If the student doesn’t have access to enough backed-up space for all the data, they should at least back up the raw data and the scripts used to process it. This way, if there is a problem with “scratch” and some processed files are lost, they can recreate them by re-running the scripts on the raw data. Because raw data straight from Sanger pipelines are deposited into NFS for safe keeping, the student doesn’t need to keep a second copy on lustre. Once their analysis is complete, those “staged” copies in lustre should be deleted.
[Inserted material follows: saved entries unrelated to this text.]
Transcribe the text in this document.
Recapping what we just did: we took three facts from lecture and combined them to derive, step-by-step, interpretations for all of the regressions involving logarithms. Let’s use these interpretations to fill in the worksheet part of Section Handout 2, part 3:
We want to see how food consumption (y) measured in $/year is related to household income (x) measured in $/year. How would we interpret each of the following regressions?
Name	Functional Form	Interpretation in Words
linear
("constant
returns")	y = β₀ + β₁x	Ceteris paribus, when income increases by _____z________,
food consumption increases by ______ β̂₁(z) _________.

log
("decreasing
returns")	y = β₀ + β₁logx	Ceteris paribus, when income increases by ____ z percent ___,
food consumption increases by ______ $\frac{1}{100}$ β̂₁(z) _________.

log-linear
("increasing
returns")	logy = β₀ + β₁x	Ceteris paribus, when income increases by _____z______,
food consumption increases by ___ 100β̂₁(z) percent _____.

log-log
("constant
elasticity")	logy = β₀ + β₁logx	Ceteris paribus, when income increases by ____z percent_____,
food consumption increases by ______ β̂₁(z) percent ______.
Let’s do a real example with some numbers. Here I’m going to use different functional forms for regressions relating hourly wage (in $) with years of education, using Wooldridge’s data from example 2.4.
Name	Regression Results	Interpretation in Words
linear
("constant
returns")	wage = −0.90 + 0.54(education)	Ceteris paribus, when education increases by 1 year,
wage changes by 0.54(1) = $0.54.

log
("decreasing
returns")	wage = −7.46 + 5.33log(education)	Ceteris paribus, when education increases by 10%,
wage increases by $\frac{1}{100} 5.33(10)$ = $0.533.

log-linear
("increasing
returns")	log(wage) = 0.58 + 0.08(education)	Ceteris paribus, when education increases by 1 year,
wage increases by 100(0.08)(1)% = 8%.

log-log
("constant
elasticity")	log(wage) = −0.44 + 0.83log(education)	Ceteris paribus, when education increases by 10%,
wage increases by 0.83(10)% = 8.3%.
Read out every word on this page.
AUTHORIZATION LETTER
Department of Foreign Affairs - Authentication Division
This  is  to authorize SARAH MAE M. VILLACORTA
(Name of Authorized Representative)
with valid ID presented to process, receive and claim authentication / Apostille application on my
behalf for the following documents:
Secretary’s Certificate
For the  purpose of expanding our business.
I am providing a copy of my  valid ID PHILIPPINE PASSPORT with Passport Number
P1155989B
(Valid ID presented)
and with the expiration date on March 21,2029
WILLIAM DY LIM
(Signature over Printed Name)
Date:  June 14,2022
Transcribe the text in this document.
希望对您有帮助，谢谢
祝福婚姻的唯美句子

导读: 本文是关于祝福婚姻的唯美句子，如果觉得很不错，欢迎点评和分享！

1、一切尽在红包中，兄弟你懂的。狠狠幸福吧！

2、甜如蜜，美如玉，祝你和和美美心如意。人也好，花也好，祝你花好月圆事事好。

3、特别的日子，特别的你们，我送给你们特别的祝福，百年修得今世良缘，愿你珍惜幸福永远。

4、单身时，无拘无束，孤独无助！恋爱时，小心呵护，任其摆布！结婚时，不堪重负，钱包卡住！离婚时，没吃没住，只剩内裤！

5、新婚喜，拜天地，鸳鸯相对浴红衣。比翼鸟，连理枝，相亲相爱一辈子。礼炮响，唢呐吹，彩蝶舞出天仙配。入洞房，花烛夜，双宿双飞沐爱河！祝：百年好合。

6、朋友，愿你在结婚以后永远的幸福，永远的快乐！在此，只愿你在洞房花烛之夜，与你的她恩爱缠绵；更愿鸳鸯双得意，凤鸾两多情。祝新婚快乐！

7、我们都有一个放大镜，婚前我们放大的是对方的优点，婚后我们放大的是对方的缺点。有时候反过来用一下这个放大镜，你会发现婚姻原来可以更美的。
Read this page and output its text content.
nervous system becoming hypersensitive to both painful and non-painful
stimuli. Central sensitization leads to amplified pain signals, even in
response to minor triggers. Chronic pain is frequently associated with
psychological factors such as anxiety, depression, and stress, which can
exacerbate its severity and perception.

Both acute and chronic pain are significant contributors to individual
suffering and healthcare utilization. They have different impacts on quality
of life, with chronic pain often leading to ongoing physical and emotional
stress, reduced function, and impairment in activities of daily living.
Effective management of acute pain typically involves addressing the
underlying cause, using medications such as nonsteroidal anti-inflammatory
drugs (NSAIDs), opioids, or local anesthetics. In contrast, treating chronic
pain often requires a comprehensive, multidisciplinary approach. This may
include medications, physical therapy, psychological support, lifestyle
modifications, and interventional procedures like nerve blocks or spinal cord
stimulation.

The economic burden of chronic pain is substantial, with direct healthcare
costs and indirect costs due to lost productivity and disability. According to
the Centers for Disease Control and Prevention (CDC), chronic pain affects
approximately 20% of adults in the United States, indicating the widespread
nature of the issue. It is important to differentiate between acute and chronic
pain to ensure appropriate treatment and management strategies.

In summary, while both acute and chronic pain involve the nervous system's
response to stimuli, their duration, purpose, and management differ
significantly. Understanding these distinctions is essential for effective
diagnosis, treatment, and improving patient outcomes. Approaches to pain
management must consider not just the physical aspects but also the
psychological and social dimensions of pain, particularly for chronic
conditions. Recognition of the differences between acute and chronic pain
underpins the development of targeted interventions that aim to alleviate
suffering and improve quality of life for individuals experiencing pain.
If the student were working with original, raw, non-Sanger pipelines data not deposited directly to scratch, they should to contact the Service Desk about finding a long-term storage plan for it within NFS.

Other criteria that could be used to decide which data to leave on the HPC, backup or even delete is how long each step of the analysis takes to run, as there may be a significant computational cost associated with re-running heavy data processing steps.

3.4 Summary

Key Points
  • A HPC consists of several computers connected in a network. These are called nodes:
    • The login nodes are the machines that we connect to and from where we interact with the HPC. These should not be used to run resource-intensive tasks.
    • The compute nodes are the high-performance machines on which the actual heavy computations run. Jobs are submitted to the compute nodes through a job scheduler.
  • The job scheduler is used to submit scripts to be run on the compute nodes.
    • The role of this software is to manage large numbers of jobs being submitted and prioritise them according to their resource needs.
    • We can configure how our jobs are run by requesting the adequate resources (CPUs and RAM memory).
    • Choosing resources appropriately helps to get our jobs the right level of priority in the queue.
  • The filesystem on a HPC is often split between a small (backed) home directory, and a large and high-performance (non-backed) scratch space.
    • The user’s home is used for things like configuration files and local software instalation.
    • The scratch space is used for the data and analysis scripts.
    • Not all HPC servers have this filesystem organisation - always check with your local HPC admin.
  • At the Sanger there are two types of storage:
    • NFS: used for the user’s home directories and for iRODs (which contains sequencing data from the Sanger pipelines).
    • Lustre: used for high-performance compute operations, and the designated storage that should be used for running analysis on the HPC.